Гарри боялся, что Гермиона каким-то образом прочтёт его мысли и выскажется по этому поводу, но она, к счастью, ничего не поняла.
— Я думаю, что это из-за связи соулмейтов, — сказала она. — Понимаешь, раз тебе кто-то предназначен судьбой, ты не можешь даже помыслить о романтике с кем-то, кроме этого человека. Это просто противоестественно для тебя — быть с кем-то, кроме него.
— Неё, — Гарри нахмурился. Он уже ничего не понимал…
— Не обязательно, — твёрдо сказала Гермиона. — В мире магов однополые браки — далеко не редкость. Можно завести детей другими способами, кроме, ммм, очевидного, — она слегка порозовела. — Поэтому на пол обращают мало внимания, главное, чтобы совпадал магический потенциал и прочее.

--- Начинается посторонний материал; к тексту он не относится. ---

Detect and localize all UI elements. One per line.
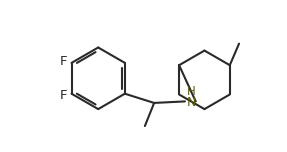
Text: N: N: [187, 96, 197, 109]
Text: F: F: [59, 89, 67, 102]
Text: H: H: [187, 85, 196, 98]
Text: F: F: [59, 55, 67, 68]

— Я… что, — слабо выдохнул Гарри. — Ты хочешь сказать, что мой партнёр… мужчина?
— Мы точно не знаем, — Гермиона потрепала его по волосам. — Но вполне может быть.
Гарри схватился за голову. Мужчина… но он не гей! Что вообще происходит в магическом мире? С каких это пор такая связь считается нормальной? Но что-то внутри, какая-то часть Гарри пыталась успокоить его, мол, всё не так плохо, мы вообще ещё не знаем, кто это, а ты уже распереживался. Гарри выдохнул — паниковать всё-таки было пока рано. Это ведь просто теория.
— Слушай, — Гарри вдруг зацепился за мысль, не дающую ему покоя. — А как ты думаешь, почему буквы перемешаны? Разве они не должны показывать имя?
— Соглашусь, это странно, — Гермиона кивнула. — Я не знаю, почему так. Может, это анаграмма? — предположила она. — Просто я не верю, что всё так просто, мол, в семнадцать тебе пишут имя партнёра, ты находишь его и вы живёте долго и счастливо. Так просто не бывает.
— Да, наверное…
Гарри задумался.
— А ты бы хотела иметь соулмейта? — вдруг спросил он. Гермиона почему-то покраснела.
— Не знаю, — сказала она, отводя взгляд. — Сложно сказать. Но наверное, всё-таки нет. Мне хотелось бы иметь право выбора. Ладно, — Гермиона вздохнула. — Мне нужно пойти, почитать кое-что. Ты же не против?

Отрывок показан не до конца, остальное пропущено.